INDIANAPOLIS – A state senator with a legal practice and consulting business was paid between 2011 and 2019 by a virtual charter school now accused of defrauding taxpayers of $68 million.
Sen. Travis Holdman, R-Markle, ended his contract with Indiana Virtual School last year as allegations of malfeasance arose.
It is unclear how much Holdman made from his contract because the school is shuttered. Attempts to reach the founder, superintendent and attorney for the school were unsuccessful Monday. Holdman declined to say how much he was paid but considered it a small account.
“I tried to keep an arm's-length business relationship with them,” he told The Journal Gazette on Monday. “I'm terribly embarrassed to be linked in any way.”
Holdman is chairman of the Senate Tax and Fiscal Policy Committee and has served Senate District 19 since March 2008. The district includes Wells, Adams and parts of Allen, Blackford and Grant counties.
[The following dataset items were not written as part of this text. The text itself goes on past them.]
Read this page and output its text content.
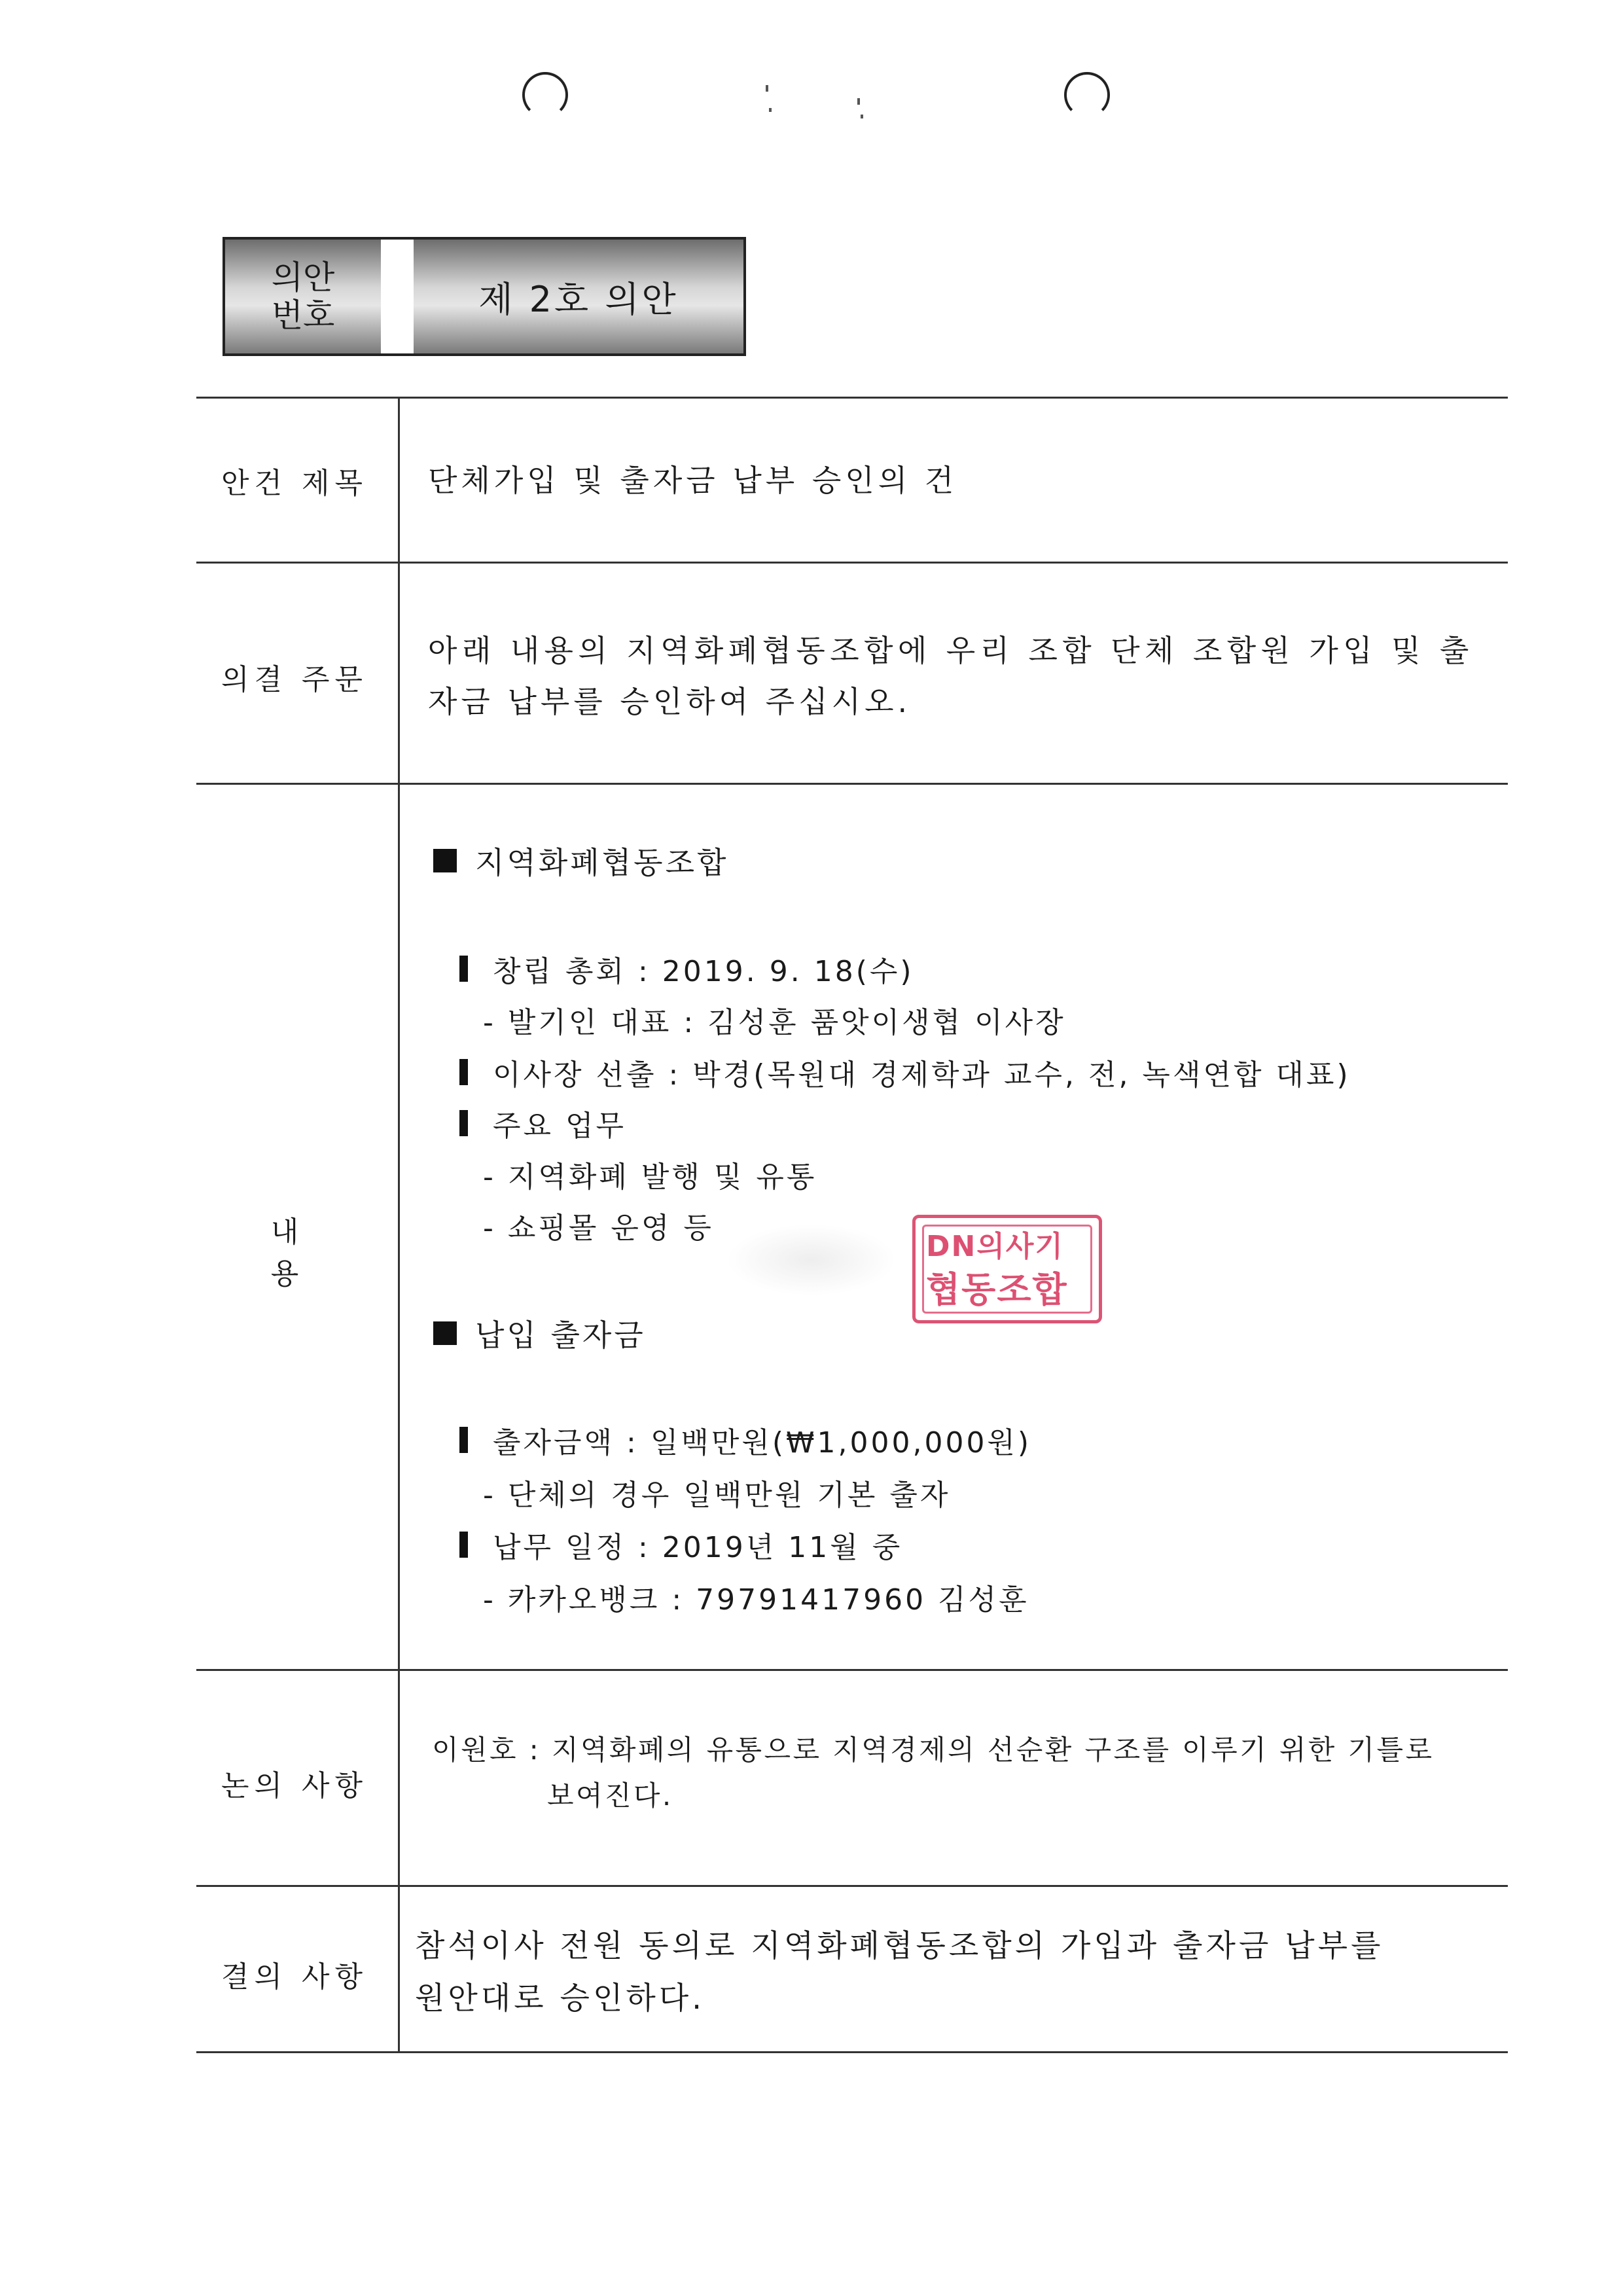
의안
번호	제 2호 의안
안건 제목	단체가입 및 출자금 납부 승인의 건
의결 주문
아래 내용의 지역화폐협동조합에 우리 조합 단체 조합원 가입 및 출
자금 납부를 승인하여 주십시오.
내 용
지역화폐협동조합
창립 총회 : 2019. 9. 18(수)
- 발기인 대표 : 김성훈 품앗이생협 이사장
이사장 선출 : 박경(목원대 경제학과 교수, 전, 녹색연합 대표)
주요 업무
- 지역화폐 발행 및 유통
- 쇼핑몰 운영 등
납입 출자금
출자금액 : 일백만원(₩1,000,000원)
- 단체의 경우 일백만원 기본 출자
납무 일정 : 2019년 11월 중
- 카카오뱅크 : 79791417960 김성훈
DN의사기
협동조합
논의 사항
이원호 : 지역화폐의 유통으로 지역경제의 선순환 구조를 이루기 위한 기틀로
보여진다.
결의 사항
참석이사 전원 동의로 지역화폐협동조합의 가입과 출자금 납부를
원안대로 승인하다.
He is also a lawyer who previously was a deputy prosecutor. Holdman is known for his expertise in the insurance and banking industries.
Indiana Virtual School and its initial operator, Indiana nonprofit Business Consulting Inc., worked with politicians from the get-go – according to education blog School Matters. It reported Friday that in July 2011, just a month after the school got its first charter, its board approved a contract with Holdman's consulting firm.
The senator's statements of economic interest, which must be filed every year, list his law practice and consulting firm as private businesses he owns. But legislators are not required to list individual clients.
Twice – once in 2013 and once in 2014 – Holdman said on those filings that he attended a meeting with Indiana Virtual School officials at the Indiana Department of Education.
Other than that, Holdman said he had no day-to-day involvement with the school but during breakfast meetings focused largely on big-picture items such as strategy and succession.
He said in a statement the schools paid him a monthly retainer to be “available for general business consulting on legal and personnel matters, contract interpretation, the relationship with the school's authorizing entity and strategic planning.”
Virtual charters have been under a cloud since a Chalkbeat investigation in 2017 uncovered inflated enrollments and money being sent to a bevy of outside vendors related to the founder of Indiana Virtual School and its sister school, Indiana Virtual Pathways Academy.
A State Board of Accounts review released last week found the schools wrongly received $68.7 million in state payments by improperly claiming about 14,000 students as enrolled between 2011 and 2019, even though they had no online course activity. In addition, the schools inappropriately paid almost $86 million to companies linked to the schools' founder or his associates.
Both schools, which had a shared administration and last year reported about 7,200 students, shut down in August after state education officials cut off funding based on initial estimates of $40 million in enrollment overpayments.
The audit report said its findings had been given to federal and state authorities for possible criminal prosecution. A federal grand jury subpoena to the schools in August was included in documents released last year.
Holdman would not comment on whether he has spoken to state or federal authorities.
The senator supports charter schools in general but said he was conscious of the appearance of impropriety and avoided voting on specific virtual education matters. For instance, a bill increasing oversight over virtual charters passed last year. Holdman didn't vote on Senate Bill 567 on the floor. One time the roll call said he was excused; a second time, he didn't vote. Holdman said he went to the Senate Ethics Committee for guidance on the issue.
“I never engaged in any discussion on virtual charters,” he said. “I buttoned it up.”
Holdman said that included private conversations in caucus.